Мы устроились за столиком Лусии. Сцена в углу, невысокая, можно подняться в один шаг. Брякнула ударная тарелка, показались три девчонки с гитарами. Девушка в короткой бордовой куртке повесила на стойку для микрофона планшет с названием.
«Ca~nitas», прочитал я.
Девушки стали подключать инструменты к усилителям и настраивать гитары. Откуда-то нарисовались два толстых и плешивых мужика в рубашках, развалясь, уселись перед сценой, тот, что толще, махнул газетой.
«Ca~nitas» заиграли.
Видимо, какую-то народную песню — шуструю, веселую, там, могу поспорить, в конце все поженились, а не бросились с моста. Та, что в бордовой куртке, пела.
Красиво так, тым-тым-тым.
— «Канитас» — это на испанском значит «тростинки», — шепнула мама.

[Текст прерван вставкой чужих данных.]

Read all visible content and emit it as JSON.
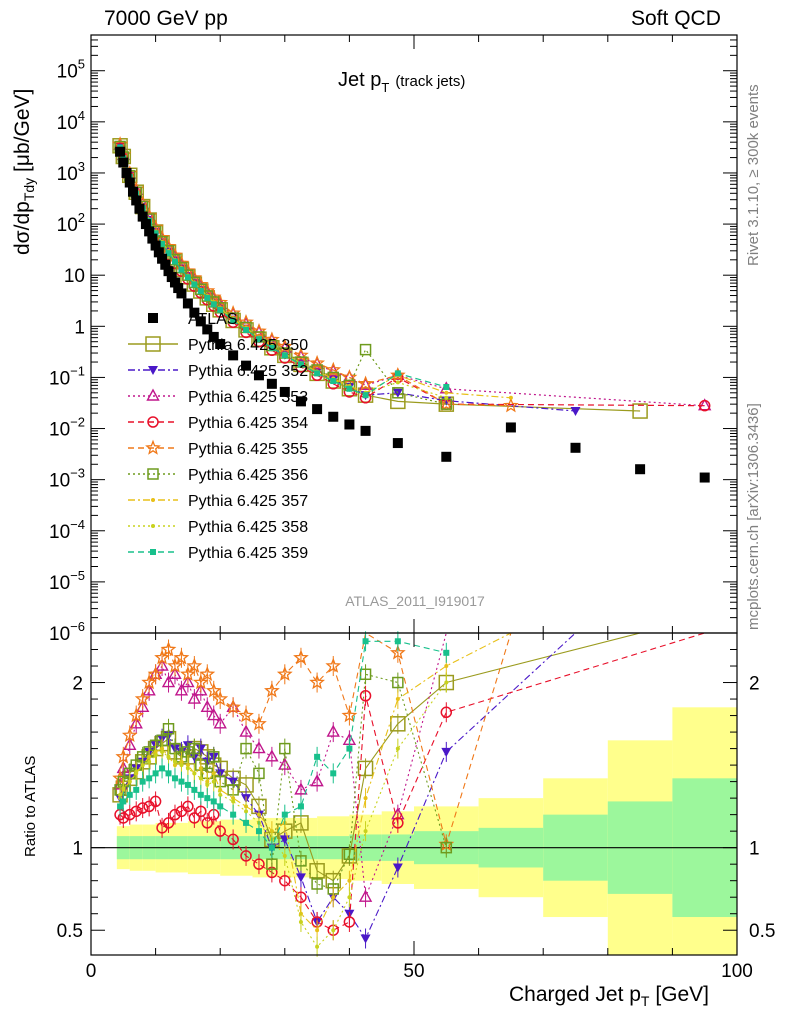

А я так и знал. Девицы на самом деле были очень тощанские, но не болезненно худые, а как-то эльфийски приятно и, несмотря на Кубу, блондинки, ушей острых, пожалуй, не хватало. И хотя из зрителей были мы да два пузана с сигарами, старались девушки вовсю. Как для полного зала.
Особенно солистка, она стояла впереди, на вершине треугольника. Смотрела куда-то в потолок, между длинными люстрами гостиничного холла, не замечая ни нас, ни толстых мужиков в толстых очках, для себя пела, себе радовалась.